The tractor plodded slowly along the bleak, empty expanse of Mare Nubium, heading away from the ringwall mountains that marked Alphonsus and the site of Selene.

Kris Cardenas fought to keep the terror from overcoming her. She could feel it, trembling deep inside her, crawling up into her throat, making her heart race so hard she could hear its pulse thundering in her ears.

“Where are you taking me?” she asked, her voice muffled by the helmet of the spacesuit they had put her into.

No response from the driver. Of course, Cardenas thought. They’ve disabled my suit’s radio. A neat, high-tech way of gagging me.

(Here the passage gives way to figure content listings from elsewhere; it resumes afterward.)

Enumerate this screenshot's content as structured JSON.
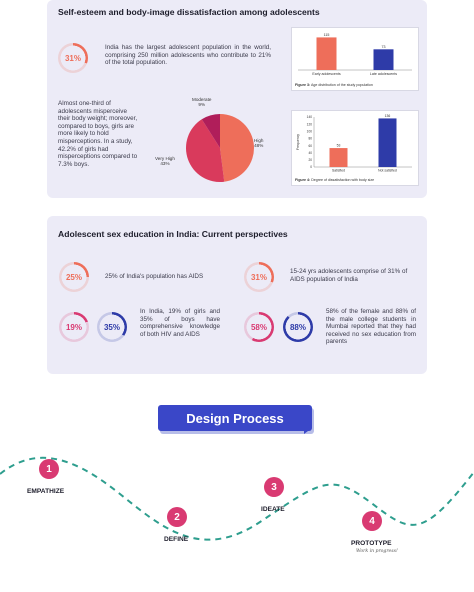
{
  "section1": {
    "title": "Self-esteem and body-image dissatisfaction among adolescents",
    "stat_ring": {
      "value": "31%",
      "fill": 0.31,
      "color": "#ee6e5a"
    },
    "intro_text": "India has the largest adolescent population in the world, comprising 250 million adolescents who contribute to 21% of the total population.",
    "misperception_text": "Almost one-third of adolescents misperceive their body weight; moreover, compared to boys, girls are more likely to hold misperceptions. In a study, 42.2% of girls had misperceptions compared to 7.3% boys."
  },
  "charts": [
    {
      "type": "bar",
      "categories": [
        "Early adolescents",
        "Late adolescents"
      ],
      "values": [
        115,
        73
      ],
      "value_labels": [
        "115",
        "73"
      ],
      "colors": [
        "#ee6e5a",
        "#2e3ba8"
      ],
      "ylim": [
        0,
        120
      ],
      "caption_bold": "Figure 3:",
      "caption_text": "Age distribution of the study population"
    },
    {
      "type": "pie",
      "slices": [
        {
          "label": "High",
          "percent_label": "48%",
          "value": 48,
          "color": "#ee6e5a"
        },
        {
          "label": "Very High",
          "percent_label": "43%",
          "value": 43,
          "color": "#d93a5c"
        },
        {
          "label": "Moderate",
          "percent_label": "9%",
          "value": 9,
          "color": "#b01e5a"
        }
      ]
    },
    {
      "type": "bar",
      "categories": [
        "Satisfied",
        "Not satisfied"
      ],
      "values": [
        53,
        136
      ],
      "value_labels": [
        "53",
        "136"
      ],
      "colors": [
        "#ee6e5a",
        "#2e3ba8"
      ],
      "ylim": [
        0,
        140
      ],
      "yticks": [
        "0",
        "20",
        "40",
        "60",
        "80",
        "100",
        "120",
        "140"
      ],
      "ylabel": "Frequency",
      "caption_bold": "Figure 4:",
      "caption_text": "Degree of dissatisfaction with body size"
    }
  ],
  "section2": {
    "title": "Adolescent sex education in India: Current perspectives",
    "stats": [
      {
        "rings": [
          {
            "value": "25%",
            "fill": 0.25,
            "color": "#ee6e5a"
          }
        ],
        "text": "25% of India's population has AIDS"
      },
      {
        "rings": [
          {
            "value": "31%",
            "fill": 0.31,
            "color": "#ee6e5a"
          }
        ],
        "text": "15-24 yrs adolescents comprise of 31% of AIDS population of India"
      },
      {
        "rings": [
          {
            "value": "19%",
            "fill": 0.19,
            "color": "#d93a72"
          },
          {
            "value": "35%",
            "fill": 0.35,
            "color": "#2e3ba8"
          }
        ],
        "text": "In India, 19% of girls and 35% of boys have comprehensive knowledge of both HIV and AIDS"
      },
      {
        "rings": [
          {
            "value": "58%",
            "fill": 0.58,
            "color": "#d93a72"
          },
          {
            "value": "88%",
            "fill": 0.88,
            "color": "#2e3ba8"
          }
        ],
        "text": "58% of the female and 88% of the male college students in Mumbai reported that they had received no sex education from parents"
      }
    ]
  },
  "design_process": {
    "title": "Design Process",
    "steps": [
      {
        "number": "1",
        "label": "EMPATHIZE"
      },
      {
        "number": "2",
        "label": "DEFINE"
      },
      {
        "number": "3",
        "label": "IDEATE"
      },
      {
        "number": "4",
        "label": "PROTOTYPE",
        "sub": "Work in progress!"
      }
    ]
  }
}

The two goons who had picked her up the night before had brought her down to Humphries’s extravagant place in Selene’s lowest level. Martin Humphries had not deigned to meet her, but she knew whose place it was. The servants had been very polite, offering her food and drink and showing her to a comfortable guest suite where she’d spent the night. The door to the corridor had been locked, of course. She was a prisoner and she knew it, no matter how sumptuous her cell. Strangely, she slept well. But thinking over the situation the next morning, after a maid had brought a breakfast tray into her sitting room, Cardenas reasoned that Humphries was going to murder her. He’ll have to, she thought. He can’t let me go and let me tell everyone that he’s killed Dan Randolph. With my help, she added silently. I’m an accomplice to murder. A blind, stupid, stubborn fool who didn’t see what she didn’t want to see. Not until it was too late. And now I’m going to be murdered, too. Why else would they be taking me all the way out into the godforsaken wilderness?

The thought of being killed frightened her, intellectually, in the front lobe of her brain. But being outside on the surface of the Moon, out in the deadly vacuum with all the radiation sleeting in from deep space, out here where humans were never meant to be — that terrified her deep in her guts. This tired little tractor had no pressurized cabin, no crew module; you had to be in a spacesuit to survive for a minute out here.

This is a dead world, she thought as she looked through her helmet visor. The gray ground was absolutely dead, except for the cleated trails of other tractors that had come this way. No wind or weather would disturb those prints; they would remain in place until the Moon crumbled. Behind them, a lazy rooster tail of dust floated in the soft lunar gravity.

And beyond that, nothing but the gently undulating plain of barren rock, pockmarked with craters, some the size of finger-pokes, some big enough to swallow the tractor. Rocks strewn everywhere, like the playroom toys of careless children.

The horizon was too close. It made Cardenas feel even jumpier. It felt wrong, dangerous. In the airless vacuum there was no haze, no softening with distance. That abrupt horizon slashed across her field of view like the edge of a cliff. She saw that the ringwall mountains of Alphonsus were almost below the horizon behind them.